Le rateizzazioni fiscali considerano la liquidità disponibile del debitore
di Salvatore Forastieri

Le novità introdotte con le manovre Monti rispetto all’adempimento dei debiti di natura tributaria. Ammesse 72 rate mensili e non è più necessario fornire delle garanzie

Tags: Economia, Fisco, Equitalia, Agenzia Delle Entrate



PALERMO - Lo abbiamo già spiegato altre volte: nel caso in cui il contribuente si trovi in situazione di obiettiva difficoltà ad adempiere ai propri debiti tributari, la legge prevede diverse forme di rateizzazione per le  somme iscritte a ruolo, per quelle dovute in caso di definizione dell’accertamento per acquiescenza, accertamento con adesione e conciliazione giudiziaria, nonché per le somme dovute a seguito dei controlli automatici (art.36 bis del D.P.R. 600/73) e dei controlli formali (art.36 ter del D.P.R. 600/73) risultanti dai così detti “avvisi bonari”.

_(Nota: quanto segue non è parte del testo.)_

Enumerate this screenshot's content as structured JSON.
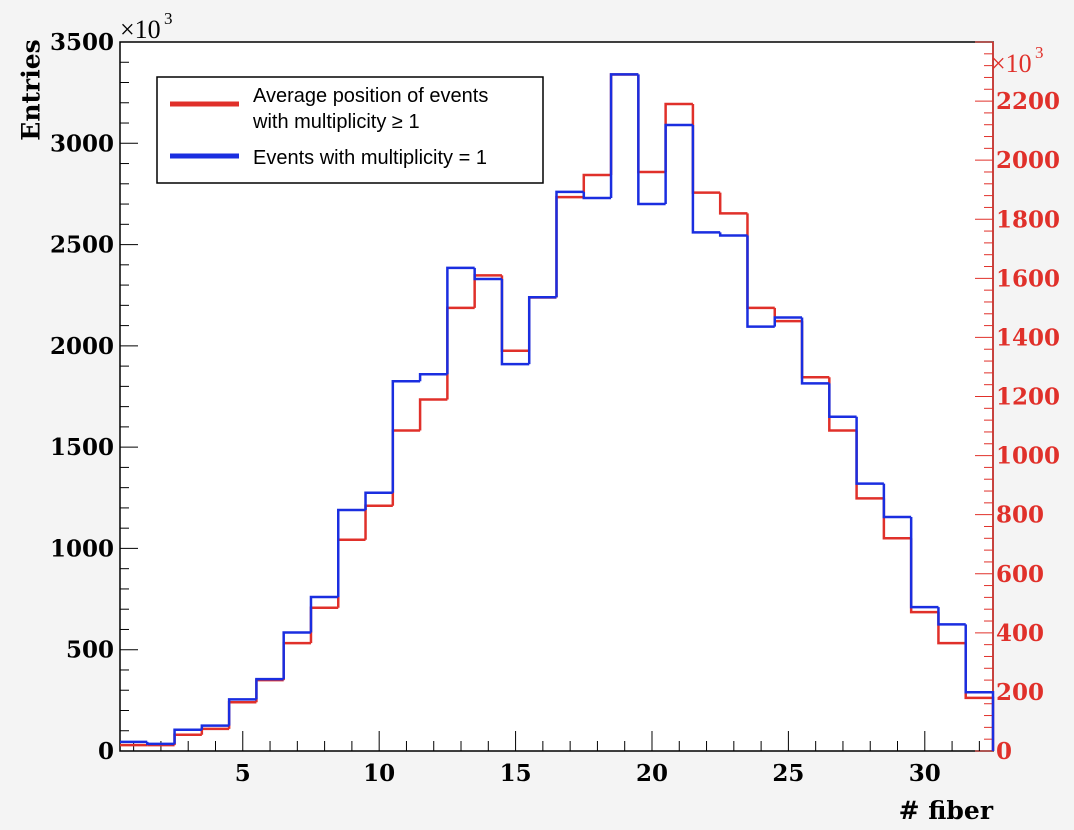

Dilazione delle somme iscritte a ruolo
Per le somme iscritte a ruolo dagli enti impositori, la normativa di riferimento è l’art.19 del D.P.R. 602 del 1973 e le successive modificazioni, tra le quali torna utile ricordare quella contenuta nel D.L. 6/12/2011 n.201 (Decreto Monti), art. 10, commi 13 bis e ter (convertito in legge 214/2011) e quella più recente contenuta nel D.L. 2/3729012 n.16 (decreto “semplificazioni”).
In base alle citate disposizioni, l’Agente della Riscossione, dopo la notifica della cartella di pagamento,  in caso di comprovata situazione di obiettiva difficoltà economica, può concedere la rateizzazione del credito fino a 72 rate mensili, secondo un criterio che tiene conto dell’importo dilazionato e del grado di liquidità del debitore.
Non è più necessario fornire all’Agente della Riscossione alcuna garanzia, a prescindere dall’entità della somma iscritta a ruolo.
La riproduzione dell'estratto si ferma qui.